E’ quanto emerso durante la conferenza di fine anno del presidente dell’Unione degli Industriali della Provincia di Varese, Riccardo Comerio. E le previsioni, per i prossimi mesi, non lasciano spazio all’ottimismo.

Resta invece pienamente positivo il trend degli investimenti: nel 2018, grazie al Piano Nazionale Impresa 4.0, ben il 53% delle imprese della provincia di Varese ha fatto investimenti nella manifattura digitale. Ma, “dopo il ridimensionamento degli incentivi previsto in Legge di Bilancio”, come precisa Comerio, le imprese che continueranno ad investire nell’industria 4.0 scenderanno al 34%.

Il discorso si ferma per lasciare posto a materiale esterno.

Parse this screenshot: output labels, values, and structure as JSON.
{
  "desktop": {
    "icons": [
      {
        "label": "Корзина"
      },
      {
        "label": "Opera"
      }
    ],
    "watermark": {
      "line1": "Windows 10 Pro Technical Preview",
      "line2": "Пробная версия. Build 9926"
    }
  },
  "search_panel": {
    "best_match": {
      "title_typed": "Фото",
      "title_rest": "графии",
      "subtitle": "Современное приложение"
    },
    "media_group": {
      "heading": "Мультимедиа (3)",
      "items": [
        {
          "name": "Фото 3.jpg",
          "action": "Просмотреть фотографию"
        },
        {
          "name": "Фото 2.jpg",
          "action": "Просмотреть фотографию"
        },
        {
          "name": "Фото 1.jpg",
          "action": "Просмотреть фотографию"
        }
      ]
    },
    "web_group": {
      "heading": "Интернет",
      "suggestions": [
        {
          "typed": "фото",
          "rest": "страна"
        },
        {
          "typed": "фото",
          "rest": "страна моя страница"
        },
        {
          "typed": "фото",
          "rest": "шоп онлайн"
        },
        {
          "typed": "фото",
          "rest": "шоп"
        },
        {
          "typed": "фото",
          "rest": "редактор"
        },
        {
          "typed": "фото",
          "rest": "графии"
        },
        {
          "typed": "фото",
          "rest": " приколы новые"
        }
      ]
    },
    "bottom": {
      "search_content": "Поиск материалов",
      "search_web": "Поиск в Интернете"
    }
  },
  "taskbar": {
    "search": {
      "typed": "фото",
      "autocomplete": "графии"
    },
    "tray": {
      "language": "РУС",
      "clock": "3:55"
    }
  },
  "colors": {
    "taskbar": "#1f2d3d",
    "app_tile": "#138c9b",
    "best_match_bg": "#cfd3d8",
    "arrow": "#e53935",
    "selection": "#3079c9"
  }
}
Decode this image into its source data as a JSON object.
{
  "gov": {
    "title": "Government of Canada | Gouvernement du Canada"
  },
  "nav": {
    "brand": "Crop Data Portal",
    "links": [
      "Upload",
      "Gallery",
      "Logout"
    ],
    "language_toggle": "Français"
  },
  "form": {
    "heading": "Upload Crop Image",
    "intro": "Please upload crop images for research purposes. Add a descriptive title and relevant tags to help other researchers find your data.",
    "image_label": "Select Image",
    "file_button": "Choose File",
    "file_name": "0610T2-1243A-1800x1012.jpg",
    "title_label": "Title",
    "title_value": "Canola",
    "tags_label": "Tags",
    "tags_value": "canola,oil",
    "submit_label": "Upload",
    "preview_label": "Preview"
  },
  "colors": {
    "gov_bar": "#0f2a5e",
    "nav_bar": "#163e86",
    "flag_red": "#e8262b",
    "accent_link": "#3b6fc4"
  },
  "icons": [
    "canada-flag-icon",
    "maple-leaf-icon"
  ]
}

“Di fronte a questa situazione certamente non brillante e sempre meno performante – ha commentato Comerio – risulta difficile credere che l’obiettivo di una crescita del Pil nazionale dell’1,5%, auspicato anche durante l’ultimo World Economic Forum di gennaio a Davos dal Presidente del Consiglio Giuseppe Conte, possa essere agguantato dal Paese. Di più: sembra ormai essere messo in discussione anche il più modesto +1% inserito in Legge di Bilancio, dopo le pressioni sul Governo da parte della Ue per scongiurare la procedura d’infrazione all’Italia. Tutte le previsioni quasi unanimi di calo del Pil non possono essere liquidate come una congiura internazionale. È più verosimile che l’Italia debba fare i conti nei prossimi mesi con una congiuntura sempre più difficile che impone già oggi al Governo di cambiare la propria politica economica. Abbiamo più volte ribadito in questi mesi, sia prima dell’approvazione, sia dopo il varo in Parlamento della Legge di Bilancio che Quota 100 e Reddito di Cittadinanza non smuoveranno di una virgola le capacità di crescita del Paese”.

Comerio chiede al Governo di immergersi nei problemi dell’economia reale. La parola d’ordine, per gli industriali varesini, è tornare a crescere. E per farlo il Presidente dell’Unione Industriali ha indicato 6 priorità su cui lavorare: infrastrutture (Tav e della Pedemontana), produttività, carico fiscale, formazione, semplificazione, Europa (“Non è colpa della Ue, ma della stessa Italia e della propria classe politica e dirigente che opera a Bruxelles e a Strasburgo se gli interessi del Paese e della sua industria vengono spesso bistrattati in sede europea”).